McCarthy is certain it is. He was content working as a director, but as soon as he saw the script for “The Family,” McCarthy says knew he wanted to be part of the production.
What he read is the story of a politician (Joan Allen) dealing with her son’s return in the middle of her latest campaign. After the initial excitement about the youngster coming home, anger, fear and doubt about him begin to emerge. McCarthy’s character, for one, has a lot of anger toward the family that put him in jail.
McCarthy was initially simply interested in being a part of “The Family,” not necessarily a specific role. But the more he looked at the script, the more he became fascinated with Asher, whom he compares to a “wounded animal.”
Auditioning was easy because McCarthy knew that as a sexual pariah, Asher will have committed unimaginable crimes. But there is more to him.
“That’s a complicated thing in the sense that we just want to label those people as evil. I have three small kids. If someone tried to go near my kids, I’d be in jail for killing them. And yet they’re complicated people,” McCarthy says. “And so we all have a nature, and then we sort of fight against our nature at certain points. …
“One of the things I love about the show is that everyone seems to have a secret. Everyone has an agenda. And everyone has a version of the truth.”

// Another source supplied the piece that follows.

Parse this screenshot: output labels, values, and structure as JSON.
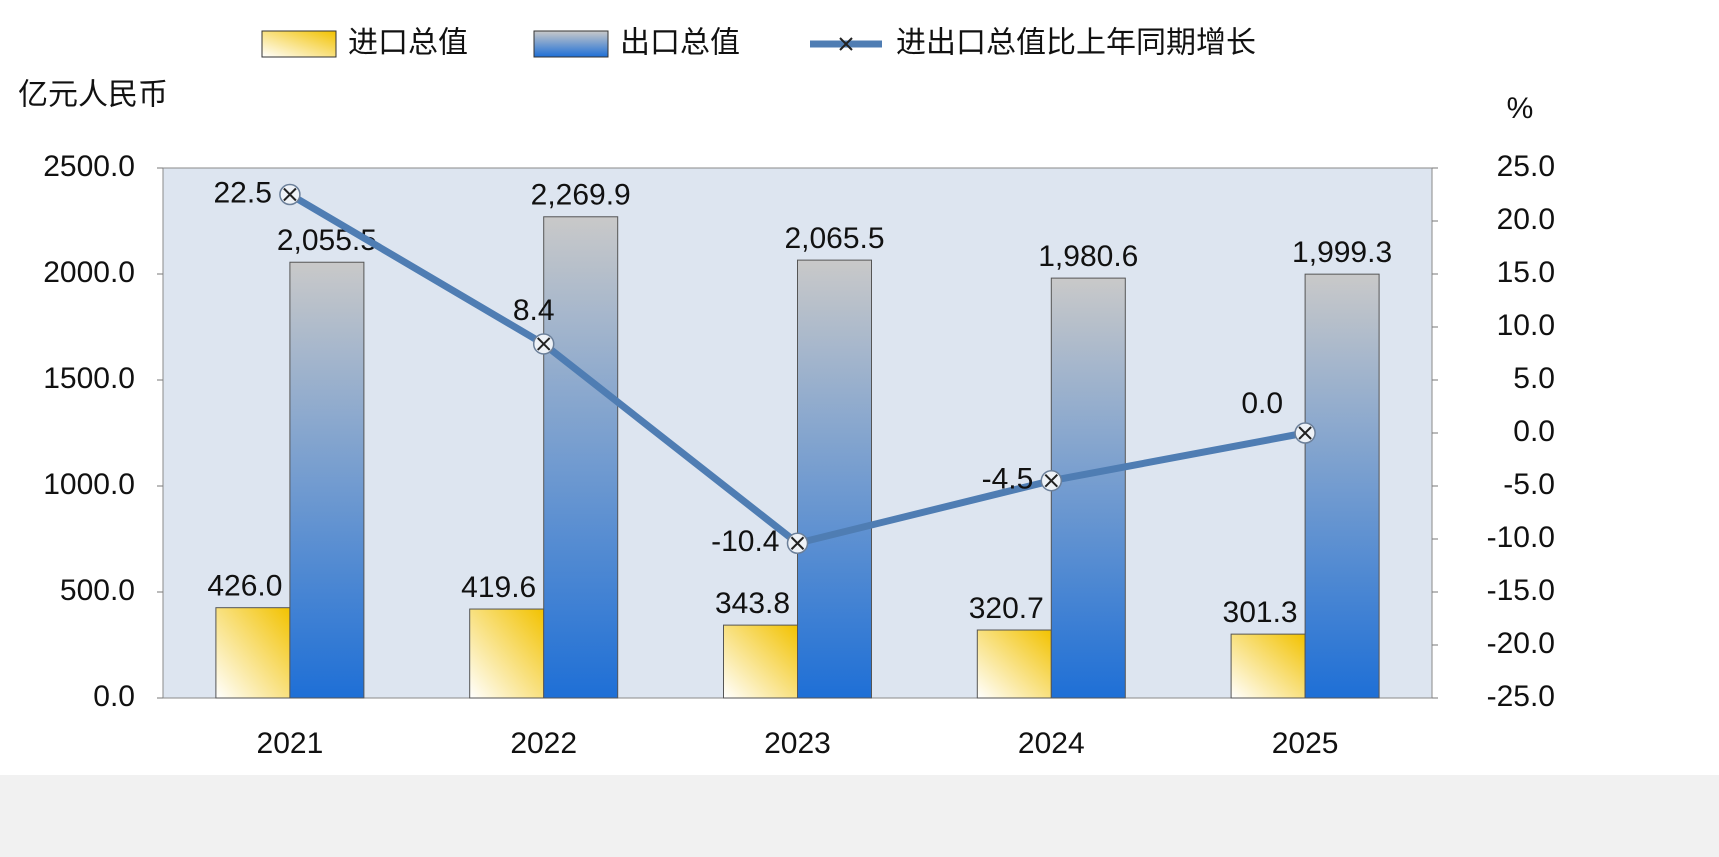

The search for the right actor to play Asher had been going on for some time before McCarthy came in to read for the part. Producers were surprised how perfect McCarthy was for the role. Executive producer Laurie Zaks says this kind of role is not easy to cast because actors have very different interpretations.
All of the acting and directing that McCarthy has done over the years gave him the right perspective on just how to play the role. He found that line between evil and sympathetic.
Executive producer Jenna Bans was impressed by the humanity McCarthy brought to the role.
“I think that was so necessary for this part. To follow his story over 12 episodes, you have to sense the humanity in him,” Bans says. “One of my favorite little tidbits about casting Andrew was I was sitting on the set on the first episode and the script supervisor, who hadn’t been with us for the pilot but was for the filming of the first episode, was like, ‘Oh, I love Hank.’And I was like, ‘I do, too. But you realize he’s a convicted sex offender?’
“And she was like, ‘I know, but I love him.’ ”
McCarthy went after the project with no thoughts of what kind of roles it would lead to, and that proved liberating to him.
“I was able to just go do it,” McCarthy says.
It was good he could attack the role so aggressively because “The Family” moves at a rapid pace. At one point, so much had happened in the plot that McCarthy was convinced they were filming the first season finale. It was only the fourth episode.
McCarthy will do more acting, but there’s no time frame as to when and where. He does know that he will go back to directing, something he says he just fell into at the start.
“I directed some shows that were successful, and then suddenly I’m a good director because I directed successful shows,” McCarthy says.